20ème édition du Festival Gnaoua : La symbiose des musiques du Monde continue

Cette édition a été l’occasion de revisiter les créations originales qui ont vu le jour sur les scènes mythiques de cet événement. C’est le cas pour l’un des concerts de clôture qu’est la résidence Maâlem Abdeslam Alikane et Ray Lema.

2017 est une année particulière pour le Festival Gnaoua et Musiques du Monde. En effet, cette édition marque les 20 ans du festival. Il est actuellement considéré comme étant un des festivals les plus prestigieux au monde. Un titre qui vient récompenser le pari «audacieux, presque insolent» que se sont lancé les créateurs de ce festival. Vingt ans plus tard, ce festival fait toujours vibrer la ville d’Essaouira au rythme des guembris et bien d’autres instruments. Bien plus qu’une occasion de profiter d’une musique ancestrale dont les racines remontent à très longtemps, ce festival est aussi l’occasion pour que les gens de par le monde puissent communier autour de ce style de musique riche en traditions et en potentiel d’innovation.

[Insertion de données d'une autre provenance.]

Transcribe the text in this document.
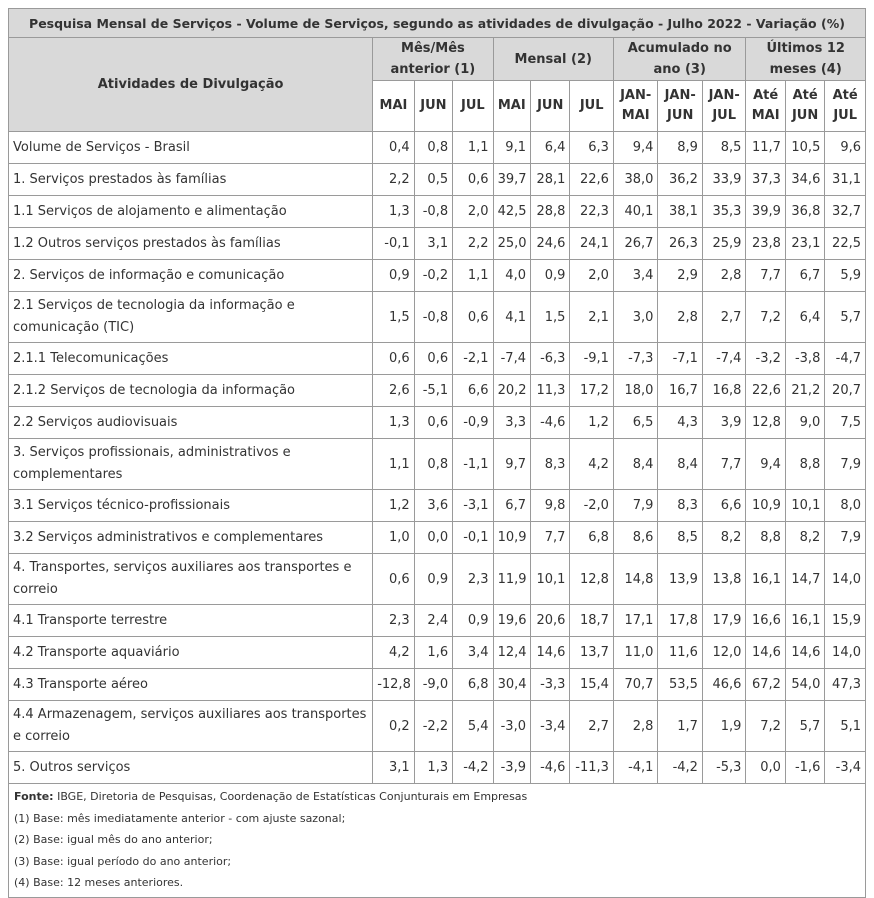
Pesquisa Mensal de Serviços - Volume de Serviços, segundo as atividades de divulgação - Julho 2022 - Variação (%)												
Atividades de Divulgação	Mês/Mês anterior (1)			Mensal (2)			Acumulado no ano (3)			Últimos 12 meses (4)		
	MAI	JUN	JUL	MAI	JUN	JUL	JAN-MAI	JAN-JUN	JAN-JUL	Até MAI	Até JUN	Até JUL
Volume de Serviços - Brasil	0,4	0,8	1,1	9,1	6,4	6,3	9,4	8,9	8,5	11,7	10,5	9,6
1. Serviços prestados às famílias	2,2	0,5	0,6	39,7	28,1	22,6	38,0	36,2	33,9	37,3	34,6	31,1
1.1 Serviços de alojamento e alimentação	1,3	-0,8	2,0	42,5	28,8	22,3	40,1	38,1	35,3	39,9	36,8	32,7
1.2 Outros serviços prestados às famílias	-0,1	3,1	2,2	25,0	24,6	24,1	26,7	26,3	25,9	23,8	23,1	22,5
2. Serviços de informação e comunicação	0,9	-0,2	1,1	4,0	0,9	2,0	3,4	2,9	2,8	7,7	6,7	5,9
2.1 Serviços de tecnologia da informação e comunicação (TIC)	1,5	-0,8	0,6	4,1	1,5	2,1	3,0	2,8	2,7	7,2	6,4	5,7
2.1.1 Telecomunicações	0,6	0,6	-2,1	-7,4	-6,3	-9,1	-7,3	-7,1	-7,4	-3,2	-3,8	-4,7
2.1.2 Serviços de tecnologia da informação	2,6	-5,1	6,6	20,2	11,3	17,2	18,0	16,7	16,8	22,6	21,2	20,7
2.2 Serviços audiovisuais	1,3	0,6	-0,9	3,3	-4,6	1,2	6,5	4,3	3,9	12,8	9,0	7,5
3. Serviços profissionais, administrativos e complementares	1,1	0,8	-1,1	9,7	8,3	4,2	8,4	8,4	7,7	9,4	8,8	7,9
3.1 Serviços técnico-profissionais	1,2	3,6	-3,1	6,7	9,8	-2,0	7,9	8,3	6,6	10,9	10,1	8,0
3.2 Serviços administrativos e complementares	1,0	0,0	-0,1	10,9	7,7	6,8	8,6	8,5	8,2	8,8	8,2	7,9
4. Transportes, serviços auxiliares aos transportes e correio	0,6	0,9	2,3	11,9	10,1	12,8	14,8	13,9	13,8	16,1	14,7	14,0
4.1 Transporte terrestre	2,3	2,4	0,9	19,6	20,6	18,7	17,1	17,8	17,9	16,6	16,1	15,9
4.2 Transporte aquaviário	4,2	1,6	3,4	12,4	14,6	13,7	11,0	11,6	12,0	14,6	14,6	14,0
4.3 Transporte aéreo	-12,8	-9,0	6,8	30,4	-3,3	15,4	70,7	53,5	46,6	67,2	54,0	47,3
4.4 Armazenagem, serviços auxiliares aos transportes e correio	0,2	-2,2	5,4	-3,0	-3,4	2,7	2,8	1,7	1,9	7,2	5,7	5,1
5. Outros serviços	3,1	1,3	-4,2	-3,9	-4,6	-11,3	-4,1	-4,2	-5,3	0,0	-1,6	-3,4
Fonte: IBGE, Diretoria de Pesquisas, Coordenação de Estatísticas Conjunturais em Empresas
(1) Base: mês imediatamente anterior - com ajuste sazonal;
(2) Base: igual mês do ano anterior;
(3) Base: igual período do ano anterior;
(4) Base: 12 meses anteriores.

«Pour fêter la 20ème édition comme il se doit, Essaouira s’est faite belle et les organisateurs ont préparé un programme riche et varié avec des concerts singuliers et des artistes de renom tels Lucky Peterson, Bill Laurance, Carlinhos Brown, Ismaël Lô, et bien d’autres», a souligné Jamal Makhtatar, gouverneur de la province d’Essaouira, juste avant le lancement du concert d’ouverture. Un concert grandiose qui s’est déroulé sur la scène Moulay Hassan et qui a réuni trois légendes. C’est ainsi que sont montés sur la scène Maâlem Saïd Kouyou et son frère Maâlem Mohamed Kouyou, accompagnés par le magicien des percussions, le Brésilien Carlinhos Brown. Ce concert est le fruit d’une résidence entre les trois artistes. C’est à travers plusieurs échanges, des mois à l’avance, que le concert a vu le jour et qui a permis au maracatu de croiser son ancêtre le karacatu. Par ailleurs, cette 20ème édition du Festival a été l’occasion de revisiter les créations originales qui ont vu le jour sur les scènes mythiques de cet événement. C’est le cas pour l’un des concerts de clôture qu’est la résidence Maâlem Abdeslam Alikane et Ray Lema.

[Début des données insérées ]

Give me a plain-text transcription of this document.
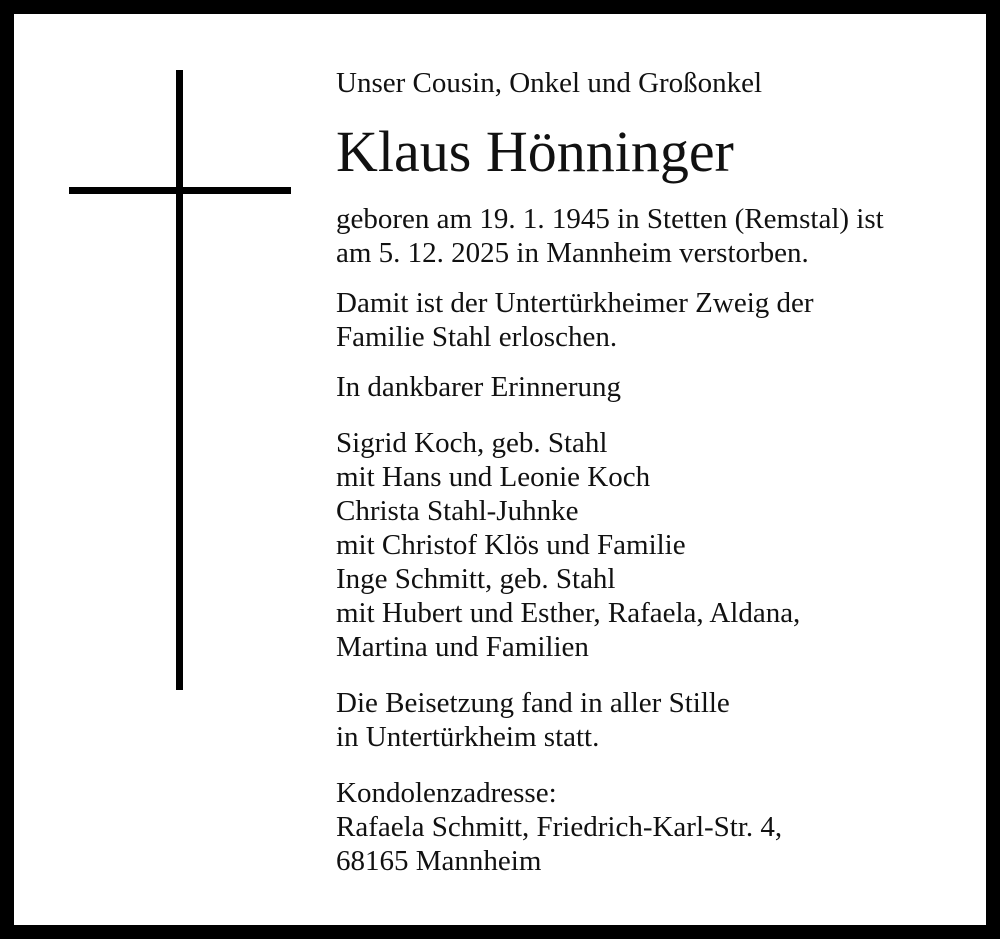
Unser Cousin, Onkel und Großonkel
Klaus Hönninger
geboren am 19. 1. 1945 in Stetten (Remstal) ist
am 5. 12. 2025 in Mannheim verstorben.
Damit ist der Untertürkheimer Zweig der
Familie Stahl erloschen.
In dankbarer Erinnerung
Sigrid Koch, geb. Stahl
mit Hans und Leonie Koch
Christa Stahl-Juhnke
mit Christof Klös und Familie
Inge Schmitt, geb. Stahl
mit Hubert und Esther, Rafaela, Aldana,
Martina und Familien
Die Beisetzung fand in aller Stille
in Untertürkheim statt.
Kondolenzadresse:
Rafaela Schmitt, Friedrich-Karl-Str. 4,
68165 Mannheim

Ce concert a été considéré comme l’un des moments les plus émouvants. La collaboration entre ces deux artistes ne date pas d’hier. En effet, ils se sont croisés la première fois en 2002, quand ils ont sorti un album ensemble intitulé «Safi» et qui marquera le début d’une très belle histoire. Des années plus tard, en 2007, les deux artistes se croisent à nouveau afin de fêter la première décennie du festival. Un an avant de se retrouver pour cette résidence qui a eu lieu sur la scène de la plage, les deux compatriotes ont pris ensemble et à nouveau le chemin des studios pour un nouvel opus commun. Maâlem Abdeslam Alikane et Ray Lema ne sont pas les seuls à donner un air nostalgique au festival. Band of Gnawa y a également contribué lors d’un concert le jeudi 29 juin sur la scène Moulay Hassan. Formé entre Paris et Essaouira en 2007, plus précisément à l’occasion des 10 ans du Festival Gnaoua, ce groupe veut rendre hommage au fameux album live «Band of Gypsys», tout droit sorti de l’esprit du génie de la musique qu’est Jimi Hendrix. Comme plusieurs stars du rock de cette époque, l’album live contient beaucoup d’influence du Maghreb et plus particulièrement de la musique Gnaoua.

La création n’est pas en reste. C’est ainsi que plusieurs spectacles originaux étaient au programme, notamment ce mariage entre le soufisme indo-pakistanais et la tagnaouite qu’est la résidence Titi Robin et invités.

En somme, une magnifique 20ème édition mise sous le signe de la célébration de la musique. Celle-ci étant au cœur de la philosophie originelle du Festival.